Should American support for Israel falter, Israel would lose its shield. In the past, Israel has been spared a long litany of sanctions that the United States has vetoed or blocked. The possibility of civil unrest among Palestinians, combined with a hardened pushback from Israelis that is fueled by frustrations fed by an increased international delegitimization, may spark violence that would eclipse the string of violence in 2000 that left 1,010 Israels and 3,354 Palestinians dead.
Some, however, believe that the United States — with its weakened diplomatic position following a wave of international missteps, such as allegations that the National Security Agency illegally surveilled international communications, including the communications of world leaders — no longer has the credibility or international support to force the two sides to agree.
“The current round of negotiations has never gotten off the ground,” said Doron Ben-Atar, a professor of history at Fordham University. “The prisoner release controversy does not even rise to the level of a minor disagreement. No negotiations have taken place since November. The basic premise of the negotiations Kerry launched was that Israel needs to pay the Palestinians for agreeing to negotiate.

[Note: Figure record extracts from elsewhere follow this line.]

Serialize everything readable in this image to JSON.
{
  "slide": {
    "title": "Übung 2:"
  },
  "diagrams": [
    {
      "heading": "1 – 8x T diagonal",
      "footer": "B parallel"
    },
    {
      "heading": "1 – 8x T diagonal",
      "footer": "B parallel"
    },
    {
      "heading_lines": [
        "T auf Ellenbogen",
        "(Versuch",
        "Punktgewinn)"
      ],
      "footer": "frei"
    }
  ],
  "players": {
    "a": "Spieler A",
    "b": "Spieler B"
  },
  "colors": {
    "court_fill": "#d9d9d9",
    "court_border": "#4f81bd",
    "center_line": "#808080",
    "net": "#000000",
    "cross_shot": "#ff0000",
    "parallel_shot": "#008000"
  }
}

“The collapse of the talks has to be understood within the broader global context. The Obama administration has lost all credibility among America’s friends and allies. You see it in the Far East with Japan moving to arm itself against China. You see it in South Korea. You see it in Europe. And you see it in the Middle East: just last week the Syrian government used chemical weapons against rebel areas. In this context, no side is willing to make any concession.”
Seeking peace where peace is not wanted
Others feel that Israel has no intentions of securing a peace deal. In light of an expansion of its illegal land grabs and settlements in occupied Palestinian territories and in recognition of Israel’s dropping international esteem, an increasing number of people see Israel’s involvement in the peace talks as nothing more than a PR stunt.
According to a December 2013 Arab World for Research & Development poll, only 25 percent of Palestinians between ages 18 and 30 said they were more hopeful about the peace process than they were a year before.
“Israel continues to use peace negotiations as a smokescreen for more settlement construction,” said Mohammed Shtayyeh, a senior Fatah official and one of the peace talk negotiators. “[The Israelis] are the only ones imposing conditions: to negotiate with settlement construction, creating new conditions on the ground in order to pre-empt the result of any negotiations.”
Finally, and perhaps most importantly, many feel that even if the two sides do come to an understanding, it doesn’t mean that the people will accept it. In the five years following the successful ratification of the Oslo Accords, more people died than in the 15 years prior to it, including Israeli Prime Minister Yitzhak Rabin, who was assassinated. Ultimately, while politicians can make agreements and settlements deals, it is up to the Palestinians and Israelis on the streets to actually carry them out.
“In general, when it comes to the Palestinian-Israeli conflict, and without taking a side, I’m very much of the opinion that Westernized education is the key to peace,” Verschleiser of the American Jewish Center told MintPress. “When women and children are educated, they begin to see that there is much more to life than fighting.”